As good as the monster design is, I want to make sure we point out how good the actual monsters are in performance. It is a crime that this is the only time Tom Noonan played Frankenstein's monster or Jon Gries got to transform into a werewolf. But it's also a damn shame this is the only time we saw Canadian actor Duncan Regehr play Dracula. That guys seriously could have been as well remembered as Christopher Lee in the role if he'd been given a straight Dracula picture to do.* Far from the Nickelodeon versions of these characters kids grow up with now, this was an era in which monsters were still expected to be scary and kill people and whatnot, not be the butt of jokes to soften them so much kids would never have a bad thought.

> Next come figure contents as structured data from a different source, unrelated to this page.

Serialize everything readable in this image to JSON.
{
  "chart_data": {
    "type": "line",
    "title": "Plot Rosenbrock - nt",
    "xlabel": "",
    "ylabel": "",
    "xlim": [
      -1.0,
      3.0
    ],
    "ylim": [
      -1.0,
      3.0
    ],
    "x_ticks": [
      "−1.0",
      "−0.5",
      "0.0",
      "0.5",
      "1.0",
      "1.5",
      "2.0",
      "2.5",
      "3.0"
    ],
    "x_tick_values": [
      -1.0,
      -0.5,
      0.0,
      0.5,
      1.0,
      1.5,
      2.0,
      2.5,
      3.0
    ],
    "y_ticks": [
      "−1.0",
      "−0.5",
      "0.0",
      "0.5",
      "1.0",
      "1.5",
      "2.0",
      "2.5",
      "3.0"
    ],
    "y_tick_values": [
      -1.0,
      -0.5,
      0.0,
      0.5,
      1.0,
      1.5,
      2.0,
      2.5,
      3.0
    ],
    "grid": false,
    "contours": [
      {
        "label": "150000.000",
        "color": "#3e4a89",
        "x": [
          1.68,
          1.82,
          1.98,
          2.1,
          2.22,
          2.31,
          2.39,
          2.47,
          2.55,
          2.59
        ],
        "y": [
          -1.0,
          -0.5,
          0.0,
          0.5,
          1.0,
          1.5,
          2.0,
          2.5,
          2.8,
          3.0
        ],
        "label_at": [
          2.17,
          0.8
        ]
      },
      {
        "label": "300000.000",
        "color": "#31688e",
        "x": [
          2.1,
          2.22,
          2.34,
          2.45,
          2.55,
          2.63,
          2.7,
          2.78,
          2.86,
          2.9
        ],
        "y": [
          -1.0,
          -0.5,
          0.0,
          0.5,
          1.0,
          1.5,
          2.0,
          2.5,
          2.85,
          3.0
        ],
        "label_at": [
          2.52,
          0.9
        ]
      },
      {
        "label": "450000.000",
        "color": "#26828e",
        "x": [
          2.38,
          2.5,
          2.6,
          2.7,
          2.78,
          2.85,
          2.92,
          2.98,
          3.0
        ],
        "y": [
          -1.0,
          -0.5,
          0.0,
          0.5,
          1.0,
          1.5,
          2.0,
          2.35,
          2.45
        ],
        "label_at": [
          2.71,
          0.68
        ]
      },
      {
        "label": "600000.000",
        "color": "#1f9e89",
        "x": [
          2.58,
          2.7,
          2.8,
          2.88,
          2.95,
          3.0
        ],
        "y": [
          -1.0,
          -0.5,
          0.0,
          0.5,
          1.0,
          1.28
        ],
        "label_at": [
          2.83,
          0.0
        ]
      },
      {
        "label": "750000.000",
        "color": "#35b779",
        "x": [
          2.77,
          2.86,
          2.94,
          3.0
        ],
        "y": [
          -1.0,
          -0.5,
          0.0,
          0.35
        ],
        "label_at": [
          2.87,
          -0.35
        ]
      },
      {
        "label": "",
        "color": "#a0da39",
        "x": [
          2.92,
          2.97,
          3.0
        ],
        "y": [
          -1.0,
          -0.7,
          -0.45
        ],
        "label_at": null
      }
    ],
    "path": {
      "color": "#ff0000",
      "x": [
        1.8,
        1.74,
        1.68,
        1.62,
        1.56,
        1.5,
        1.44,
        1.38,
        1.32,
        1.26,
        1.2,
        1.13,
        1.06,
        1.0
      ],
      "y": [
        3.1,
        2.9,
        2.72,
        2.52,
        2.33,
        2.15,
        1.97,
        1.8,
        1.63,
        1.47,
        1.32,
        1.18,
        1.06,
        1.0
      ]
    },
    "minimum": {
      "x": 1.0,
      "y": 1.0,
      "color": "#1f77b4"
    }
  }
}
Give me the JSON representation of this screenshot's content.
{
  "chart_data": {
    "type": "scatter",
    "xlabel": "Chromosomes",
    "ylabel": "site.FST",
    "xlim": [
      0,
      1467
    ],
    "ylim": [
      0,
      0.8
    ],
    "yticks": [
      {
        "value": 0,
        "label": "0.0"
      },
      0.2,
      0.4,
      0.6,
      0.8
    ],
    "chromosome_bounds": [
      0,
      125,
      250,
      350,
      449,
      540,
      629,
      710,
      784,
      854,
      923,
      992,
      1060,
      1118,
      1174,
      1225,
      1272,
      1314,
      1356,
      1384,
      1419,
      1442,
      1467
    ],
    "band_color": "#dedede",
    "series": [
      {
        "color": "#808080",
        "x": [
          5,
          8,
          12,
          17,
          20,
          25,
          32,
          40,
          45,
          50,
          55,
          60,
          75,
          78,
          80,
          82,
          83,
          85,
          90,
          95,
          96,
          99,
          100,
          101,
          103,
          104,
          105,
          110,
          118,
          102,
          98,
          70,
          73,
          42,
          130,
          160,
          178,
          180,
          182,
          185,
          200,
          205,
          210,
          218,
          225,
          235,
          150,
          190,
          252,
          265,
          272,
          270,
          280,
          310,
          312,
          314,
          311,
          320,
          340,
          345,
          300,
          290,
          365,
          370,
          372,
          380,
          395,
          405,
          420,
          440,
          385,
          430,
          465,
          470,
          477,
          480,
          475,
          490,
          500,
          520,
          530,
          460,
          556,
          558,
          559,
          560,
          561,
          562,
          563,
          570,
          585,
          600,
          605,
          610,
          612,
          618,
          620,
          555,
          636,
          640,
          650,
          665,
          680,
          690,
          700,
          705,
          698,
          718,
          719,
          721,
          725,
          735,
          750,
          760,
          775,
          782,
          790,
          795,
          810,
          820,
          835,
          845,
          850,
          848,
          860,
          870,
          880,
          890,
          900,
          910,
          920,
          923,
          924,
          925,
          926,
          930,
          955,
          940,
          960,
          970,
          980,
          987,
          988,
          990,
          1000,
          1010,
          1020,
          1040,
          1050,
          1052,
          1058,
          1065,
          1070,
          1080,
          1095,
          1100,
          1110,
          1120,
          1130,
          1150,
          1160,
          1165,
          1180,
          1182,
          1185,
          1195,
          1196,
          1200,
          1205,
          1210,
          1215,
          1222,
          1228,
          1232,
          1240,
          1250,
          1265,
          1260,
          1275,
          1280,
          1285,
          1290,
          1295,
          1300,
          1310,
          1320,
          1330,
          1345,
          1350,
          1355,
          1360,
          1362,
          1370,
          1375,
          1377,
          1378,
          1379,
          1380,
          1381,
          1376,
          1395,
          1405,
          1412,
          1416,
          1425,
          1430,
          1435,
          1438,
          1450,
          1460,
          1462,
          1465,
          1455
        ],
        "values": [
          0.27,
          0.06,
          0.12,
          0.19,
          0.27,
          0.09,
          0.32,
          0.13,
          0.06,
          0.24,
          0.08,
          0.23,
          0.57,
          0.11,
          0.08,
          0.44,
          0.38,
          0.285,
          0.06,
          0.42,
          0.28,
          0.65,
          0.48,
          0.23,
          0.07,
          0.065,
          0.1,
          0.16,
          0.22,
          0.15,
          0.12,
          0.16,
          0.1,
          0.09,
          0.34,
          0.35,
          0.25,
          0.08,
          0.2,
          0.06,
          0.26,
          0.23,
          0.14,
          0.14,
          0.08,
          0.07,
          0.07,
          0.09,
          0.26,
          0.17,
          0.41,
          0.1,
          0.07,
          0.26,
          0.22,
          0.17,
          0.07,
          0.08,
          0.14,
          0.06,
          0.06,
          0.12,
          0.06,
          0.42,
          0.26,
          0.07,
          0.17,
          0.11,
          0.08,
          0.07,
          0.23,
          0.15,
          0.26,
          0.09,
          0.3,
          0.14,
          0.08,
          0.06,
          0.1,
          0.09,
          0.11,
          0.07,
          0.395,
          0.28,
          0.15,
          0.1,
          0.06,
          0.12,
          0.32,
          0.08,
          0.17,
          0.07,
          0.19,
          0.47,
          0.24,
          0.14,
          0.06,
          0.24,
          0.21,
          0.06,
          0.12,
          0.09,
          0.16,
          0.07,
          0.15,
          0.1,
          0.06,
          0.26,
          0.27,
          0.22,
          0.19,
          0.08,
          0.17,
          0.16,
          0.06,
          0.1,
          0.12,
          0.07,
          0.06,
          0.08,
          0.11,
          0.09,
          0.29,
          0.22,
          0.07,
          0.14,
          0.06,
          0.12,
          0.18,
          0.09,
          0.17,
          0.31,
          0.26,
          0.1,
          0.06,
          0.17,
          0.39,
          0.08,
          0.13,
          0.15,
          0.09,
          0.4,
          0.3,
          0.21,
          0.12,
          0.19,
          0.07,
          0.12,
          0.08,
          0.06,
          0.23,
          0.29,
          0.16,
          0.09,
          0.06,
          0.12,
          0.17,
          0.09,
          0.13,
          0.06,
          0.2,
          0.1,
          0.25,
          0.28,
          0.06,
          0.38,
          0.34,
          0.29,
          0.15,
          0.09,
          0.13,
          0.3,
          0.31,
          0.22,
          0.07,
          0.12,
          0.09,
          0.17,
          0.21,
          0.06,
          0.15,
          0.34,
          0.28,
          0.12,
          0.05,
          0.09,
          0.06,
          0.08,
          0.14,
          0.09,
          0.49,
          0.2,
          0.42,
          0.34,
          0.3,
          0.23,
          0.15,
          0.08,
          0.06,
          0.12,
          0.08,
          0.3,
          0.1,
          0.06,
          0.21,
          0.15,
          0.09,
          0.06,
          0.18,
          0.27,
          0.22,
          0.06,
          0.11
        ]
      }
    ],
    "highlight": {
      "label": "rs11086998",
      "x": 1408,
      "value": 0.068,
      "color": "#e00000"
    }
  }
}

The movie achieves the threatening pose of the monsters without a bodycount, really, keeping this a movie for kids, but kids of a certain age who do use swears, who are perhaps starting to get interested in kissing somebody at some point. I like this. Monsters should have either menace or pathos. They should not sparkle.
My one real beef with the movie is probably just the dated homophobic dialog, which, I am sorry to say, was real part and parcel to being a 13-wear-old kid in the 'burbs when the folks weren't around circa 1987. Not sure if the kids are as ready to use casual homophobic insults today as we were back then, but I hope not.
Anyway, it was super fun watching the film with you guys, who similarly appreciate what the picture has to offer. If you want to see what was said, look for our tag #wolfnards over on twitter.
As someone who believes the Universal-type Monsters still have a lot to offer when they're in the right hands, this kind of movie remains a lot of fun to watch, and as something that resonated with me a bit more than, maybe, some more popular movies like The Goonies**, it's still something fun to return to every once in a while.
*someday I need to find the old Family Channel episodes of Zorro, where Zegehr played the titular saber-wielding hero. I was never a fan of the character in comics or old TV episodes from the 50's, but I loved that show when I was in high school, it turns out. I forgot I was that old watching that show.
**I like Goonies well enough, but I don't entirely get the appeal. It feels like kids screaming at each other trying to be heard for 90 minutes. And, the older I get, the Sloth storyline makes less and less sense.